I don’t always have the time (16-20 hours) and luxury to use my Low-and-Slow perfected recipes for Hickory Smoked Pulled Pork so I used a 5 hour turbo recipe to speed up the process. Some would say it’s sacrilegious but the scrumptious results speak for themselves.
Picked up 2 Boneless Pork Butts weighing a total of 19.6 lbs @$1.55/lb for $30.38 at Cash & Carry. Not a bad price for boneless. Cut each in half and trimmed some of the excess fat. No need to leave more than ¼ inch or so since I believe it hampers the bark formation.
Rubbed the 5 lb Pork Butts with Annie’s Roasted Garlic Extra Virgin Olive Oil for the glue and Plowboys BBQ Bovine Bold. Wrapped the seasoned butts with Hot Cooking Bands made of high temp silicone to keep the boneless pork butts secure while cooking.
Wrapped 2 of them with plastic wrap and refrigerated overnight. Vacuum sealed the other 2 and into the freezer for future use.
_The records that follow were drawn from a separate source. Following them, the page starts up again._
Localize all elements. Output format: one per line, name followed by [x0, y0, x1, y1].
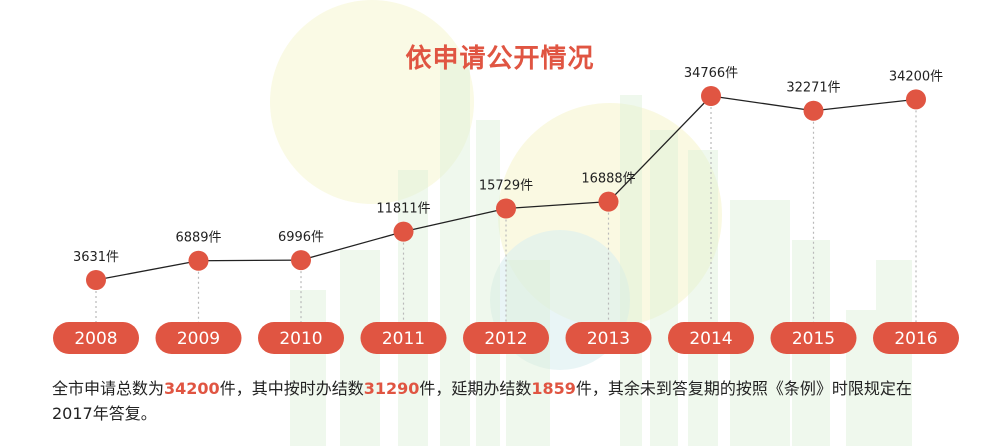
line-segment — [300, 231, 404, 261]
summary-number: 31290 — [363, 379, 420, 398]
x-tick-label: 2016 — [894, 329, 937, 349]
summary-number: 1859 — [531, 379, 576, 398]
summary-segment: 件，其余未到答复期的按照《条例》时限规定在2017年答复。 — [52, 379, 912, 423]
summary-segment: 件，延期办结数 — [419, 379, 532, 398]
summary-number: 34200 — [164, 379, 220, 398]
value-label: 16888件 — [581, 172, 635, 187]
x-tick-label: 2009 — [177, 329, 220, 349]
year-pill: 2015 — [770, 322, 857, 354]
year-pill: 2008 — [53, 322, 139, 354]
x-tick-label: 2011 — [382, 329, 425, 349]
year-pill: 2012 — [463, 322, 549, 354]
year-pills: 2008 2009 2010 2011 2012 2013 2014 2015 2016 — [53, 322, 959, 354]
year-pill: 2016 — [873, 322, 959, 354]
data-points — [86, 86, 926, 290]
x-tick-label: 2010 — [279, 329, 322, 349]
x-tick-label: 2015 — [792, 329, 835, 349]
year-pill: 2009 — [155, 322, 242, 354]
line-segment — [403, 207, 507, 233]
data-point — [393, 221, 414, 242]
summary-text: 全市申请总数为34200件，其中按时办结数31290件，延期办结数1859件，其… — [52, 376, 952, 426]
year-pill: 2013 — [565, 322, 652, 354]
year-pill: 2014 — [668, 322, 754, 354]
value-label: 34766件 — [684, 66, 738, 81]
value-label: 6889件 — [175, 231, 221, 246]
value-label: 6996件 — [278, 230, 324, 245]
line-segment — [813, 98, 917, 112]
chart-title: 依申请公开情况 — [405, 44, 595, 74]
data-point — [803, 100, 824, 121]
value-label: 34200件 — [889, 69, 943, 84]
x-tick-label: 2014 — [689, 329, 732, 349]
line-segment — [95, 260, 199, 281]
dotted-guides — [95, 107, 917, 322]
data-point — [906, 89, 926, 110]
x-tick-label: 2008 — [74, 329, 117, 349]
data-point — [291, 250, 311, 271]
line-segment — [198, 259, 302, 262]
line-segment — [710, 95, 814, 112]
background-cityscape — [270, 0, 912, 446]
data-point — [598, 191, 619, 212]
line-segment — [505, 201, 609, 210]
x-tick-label: 2012 — [484, 329, 527, 349]
data-point — [86, 270, 106, 290]
summary-segment: 件，其中按时办结数 — [219, 379, 364, 398]
data-point — [496, 198, 516, 219]
value-label: 11811件 — [376, 202, 430, 217]
summary-segment: 全市申请总数为 — [52, 379, 165, 398]
x-tick-label: 2013 — [587, 329, 630, 349]
value-label: 15729件 — [479, 179, 533, 194]
data-point — [188, 250, 209, 271]
data-point — [701, 86, 721, 106]
value-label: 3631件 — [73, 250, 119, 265]
value-labels: 3631件 6889件 6996件 11811件 15729件 16888件 34766件 3… — [73, 66, 943, 265]
year-pill: 2010 — [258, 322, 344, 354]
value-label: 32271件 — [786, 81, 840, 96]
year-pill: 2011 — [360, 322, 447, 354]
line-segment — [608, 95, 712, 203]
series-line — [95, 95, 917, 281]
Took the Pork Butts out of the fridge for half an hour while the MAK 2 Star Wood Pellet Smoker-Grill was preheating to 225ºF with Hickory wood BBQ pellets.
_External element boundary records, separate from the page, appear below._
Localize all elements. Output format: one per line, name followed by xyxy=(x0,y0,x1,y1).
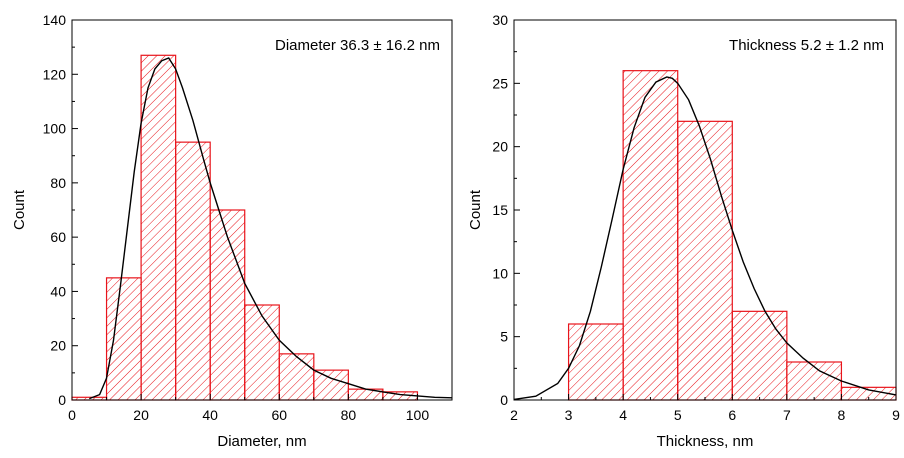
x-tick-label: 80 xyxy=(341,407,357,423)
thickness-histogram-chart: 2 3 4 5 6 7 8 9 0 5 10 15 20 25 30 Thickness, nm Count Th… xyxy=(467,12,900,450)
y-tick-label: 60 xyxy=(50,229,66,245)
x-tick-label: 4 xyxy=(619,407,627,423)
bars xyxy=(567,70,897,401)
bar xyxy=(175,141,211,401)
x-axis-label: Thickness, nm xyxy=(657,433,754,450)
y-tick-label: 140 xyxy=(43,12,67,28)
y-tick-label: 0 xyxy=(58,392,66,408)
y-tick-label: 80 xyxy=(50,175,66,191)
y-tick-label: 10 xyxy=(492,265,508,281)
x-tick-label: 2 xyxy=(510,407,518,423)
y-tick-label: 15 xyxy=(492,202,508,218)
x-tick-label: 0 xyxy=(68,407,76,423)
diameter-histogram-chart: 0 20 40 60 80 100 0 20 40 60 80 100 120 140 Diameter, … xyxy=(11,12,453,450)
bar xyxy=(677,120,733,401)
bar xyxy=(244,304,280,401)
stats-annotation: Thickness 5.2 ± 1.2 nm xyxy=(729,37,884,54)
x-tick-label: 60 xyxy=(271,407,287,423)
y-tick-label: 100 xyxy=(43,121,67,137)
bar xyxy=(731,310,788,401)
x-tick-label: 5 xyxy=(674,407,682,423)
x-tick-label: 3 xyxy=(565,407,573,423)
fit-curve xyxy=(89,57,453,400)
x-tick-label: 40 xyxy=(202,407,218,423)
bar xyxy=(567,323,624,401)
bar xyxy=(313,369,349,401)
y-axis-label: Count xyxy=(11,189,28,230)
y-tick-label: 40 xyxy=(50,283,66,299)
y-tick-label: 25 xyxy=(492,75,508,91)
x-tick-label: 8 xyxy=(838,407,846,423)
y-tick-label: 30 xyxy=(492,12,508,28)
y-tick-label: 5 xyxy=(500,329,508,345)
x-tick-label: 100 xyxy=(406,407,430,423)
y-axis-label: Count xyxy=(467,189,484,230)
bars xyxy=(71,54,419,401)
bar xyxy=(622,70,679,401)
y-tick-label: 20 xyxy=(492,139,508,155)
x-tick-label: 20 xyxy=(133,407,149,423)
bar xyxy=(786,361,843,401)
bar xyxy=(140,54,177,401)
y-tick-label: 20 xyxy=(50,338,66,354)
x-tick-label: 6 xyxy=(728,407,736,423)
x-tick-label: 9 xyxy=(892,407,900,423)
stats-annotation: Diameter 36.3 ± 16.2 nm xyxy=(275,37,440,54)
y-tick-label: 0 xyxy=(500,392,508,408)
bar xyxy=(278,353,315,401)
bar xyxy=(105,277,142,401)
x-axis-label: Diameter, nm xyxy=(217,433,306,450)
x-tick-label: 7 xyxy=(783,407,791,423)
y-tick-label: 120 xyxy=(43,66,67,82)
fit-curve xyxy=(513,76,897,401)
Smoked the butts for 2¼ hours at 230ºF with Hickory. Note the use of the cooking bands to keep the boneless butts in one piece. The Pork Butts started at an Internal Temperature (IT) of 42ºF and were at 100ºF at this stage.
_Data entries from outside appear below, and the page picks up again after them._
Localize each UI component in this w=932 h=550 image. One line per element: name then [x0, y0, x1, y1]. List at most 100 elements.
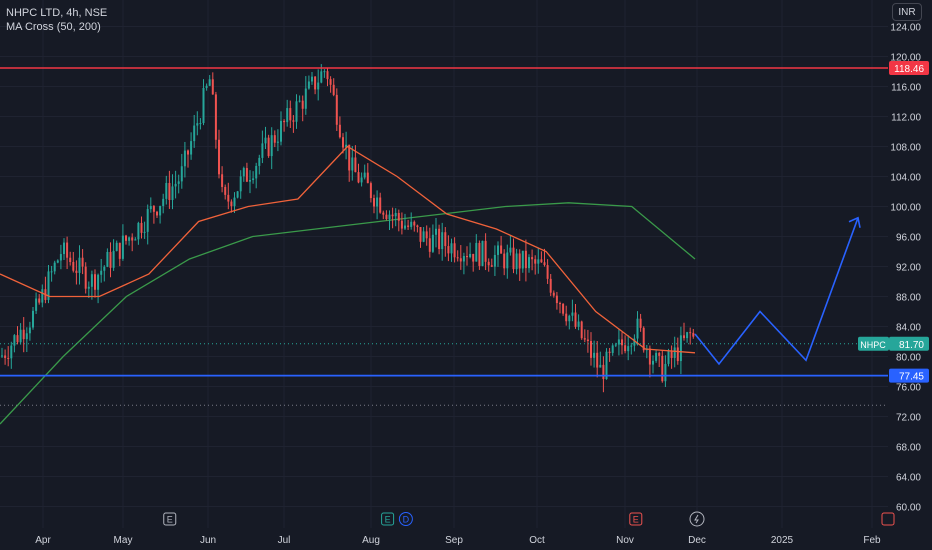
candle-body-6	[19, 329, 22, 343]
y-tick-label: 68.00	[896, 443, 921, 454]
x-tick-label: Feb	[863, 535, 881, 546]
candle-body-102	[317, 82, 320, 90]
candle-body-223	[692, 332, 695, 337]
candle-body-40	[125, 235, 127, 241]
current-price-tag-label: NHPC	[860, 340, 886, 350]
candle-body-23	[72, 261, 75, 271]
candle-body-180	[559, 303, 561, 305]
candle-body-69	[214, 94, 217, 140]
candle-body-171	[531, 257, 534, 260]
candle-body-222	[689, 332, 692, 334]
candle-body-34	[106, 251, 109, 267]
current-price-tag-label-bg	[858, 336, 889, 351]
projection-path	[694, 217, 859, 366]
candle-body-209	[648, 348, 651, 365]
candle-body-39	[121, 235, 124, 259]
candle-body-56	[174, 183, 177, 187]
candle-body-16	[50, 271, 53, 273]
candle-body-152	[472, 253, 475, 262]
price-tags: 118.46 81.70 NHPC 77.45	[858, 61, 929, 383]
candle-body-177	[549, 278, 552, 293]
candle-body-7	[22, 329, 25, 340]
price-axis[interactable]: 124.00 120.00 116.00 112.00 108.00 104.00 100.…	[890, 23, 921, 514]
candle-body-162	[503, 253, 506, 269]
candle-body-118	[366, 172, 369, 184]
candle-body-130	[404, 225, 406, 229]
candle-body-22	[69, 257, 72, 262]
candle-body-218	[676, 347, 679, 362]
candle-body-13	[41, 289, 44, 303]
y-tick-label: 108.00	[890, 143, 921, 154]
candle-body-50	[156, 211, 158, 216]
candle-body-55	[171, 186, 174, 201]
candle-body-101	[314, 76, 317, 90]
candle-body-146	[453, 243, 456, 258]
candle-body-197	[611, 345, 614, 353]
candle-body-155	[481, 240, 484, 266]
candle-body-29	[90, 274, 93, 287]
candle-body-204	[633, 338, 636, 346]
candle-body-182	[565, 313, 568, 322]
candle-body-63	[196, 123, 199, 126]
candle-body-12	[38, 298, 41, 303]
candle-body-156	[484, 240, 487, 262]
grid-lines	[0, 0, 888, 528]
candle-body-70	[218, 139, 220, 175]
candle-body-129	[400, 220, 403, 229]
candle-body-215	[667, 351, 670, 364]
candle-body-83	[258, 157, 261, 166]
candle-body-137	[425, 231, 428, 239]
candle-body-202	[627, 346, 630, 352]
candle-body-25	[78, 257, 81, 273]
candle-body-44	[137, 222, 140, 240]
candle-body-166	[515, 253, 518, 270]
candle-body-187	[580, 321, 583, 339]
x-tick-label: Oct	[529, 535, 545, 546]
candle-body-98	[304, 88, 307, 109]
horizontal-lines-layer	[0, 67, 888, 406]
candle-body-54	[168, 182, 171, 201]
candle-body-82	[255, 165, 258, 179]
candle-body-186	[577, 321, 580, 327]
y-tick-label: 112.00	[891, 113, 921, 124]
candle-body-88	[273, 135, 276, 143]
ma-fast-layer	[0, 145, 696, 354]
candle-body-52	[162, 198, 165, 207]
candle-body-8	[25, 333, 28, 340]
symbol-title[interactable]: NHPC LTD, 4h, NSE	[6, 7, 108, 19]
currency-button[interactable]: INR	[892, 3, 922, 21]
candle-body-72	[224, 186, 227, 195]
candle-body-77	[239, 176, 242, 192]
current-price-tag-value: 81.70	[899, 340, 924, 351]
candle-body-211	[655, 352, 658, 361]
candle-body-193	[599, 364, 602, 368]
candle-body-138	[428, 238, 431, 252]
candle-body-41	[128, 237, 131, 241]
candle-body-74	[230, 201, 233, 207]
candle-body-96	[298, 100, 301, 102]
candle-body-174	[540, 259, 543, 263]
candle-body-136	[422, 231, 425, 242]
time-axis[interactable]: Apr May Jun Jul Aug Sep Oct Nov Dec 2025 Feb	[35, 535, 881, 546]
candle-body-195	[605, 351, 608, 380]
resistance-tag-bg	[889, 61, 929, 76]
x-tick-label: Dec	[688, 535, 706, 546]
candle-body-147	[456, 257, 459, 259]
candle-body-32	[100, 270, 103, 275]
candle-body-217	[673, 347, 676, 358]
candle-body-65	[202, 87, 205, 124]
candle-body-1	[4, 355, 7, 358]
candle-body-115	[357, 172, 360, 183]
dividend-marker	[398, 512, 413, 526]
indicator-title[interactable]: MA Cross (50, 200)	[6, 21, 101, 33]
candle-body-206	[639, 318, 642, 328]
x-tick-label: Aug	[362, 535, 380, 546]
candle-body-176	[546, 265, 549, 279]
y-tick-label: 80.00	[896, 353, 921, 364]
candle-body-205	[636, 318, 639, 339]
earnings-marker-edge	[881, 512, 895, 526]
candle-body-59	[183, 150, 186, 167]
candle-body-200	[621, 339, 623, 346]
Bumped the MAK 2 Star temperature to 375ºF until the IT reached 160ºF. Took 1½ hours to go from 100º to 160º. At this point let me stress the importance of relying on Internal Temperature when cooking everything. I only give times for planning purposes.
Removed the Pork Butts and double wrapped them with heavy duty foil before returning them to the 375ºF MAK 2 Star.
Keep the temperature probes in place in order to easily monitor the IT of the Pork Butts. Pull the Pork Butts when the IT reaches 200º – 205ºF.
Pulled the Pork Butts when the IT reached 204ºF. Started Pork Butts at 7:30am, removed them at 12:30 pm (5 hours). Since they were double wrapped in foil it made it easy to remove the probes, seal the Foil, wrap them in a Towel, and into the Cooler (FTC) for 4 hours.
After a 4 hour FTC the Pork Butt was still too hot to handle. Here you can see the great bark formation and juices to be used to mix back into the pulled pork. You’ll also note that the reusable cooking bands were none the worse for wear and they’re dishwasher safe. At this stage a total time of 9 hours has transpired versus the traditional 16 to 24 hours.
Here’s one of the two Pulled Pork Butts. Note the bark formation and smoke ring.
Here are both Pork Butts pulled and ready for consumption.
The Money $Shot$… Hickory Smoked Turbo Pulled Pork with a side of Cole Slaw and fresh homemade Pinto Beans …
Leftovers … 5 1½ lb bags vacuum sealed and into the freezer for great future grub …
The results were comparable to Pork Butts that normally take ~ 20+ hours except I didn’t lose any sleep. In my old age, I need all the beauty rest I can get! You can see from the photos that there was a nice bark on the butts after the 4 hour FTC and an ample amount of juices to mix back into the pulled pork. There was also a nice smoke ring. Overall it was just as good. It’s actually hard around here for me to find bone-in butts. Don’t know why. I also don’t think it makes much of a difference if you have the bone-in or boneless.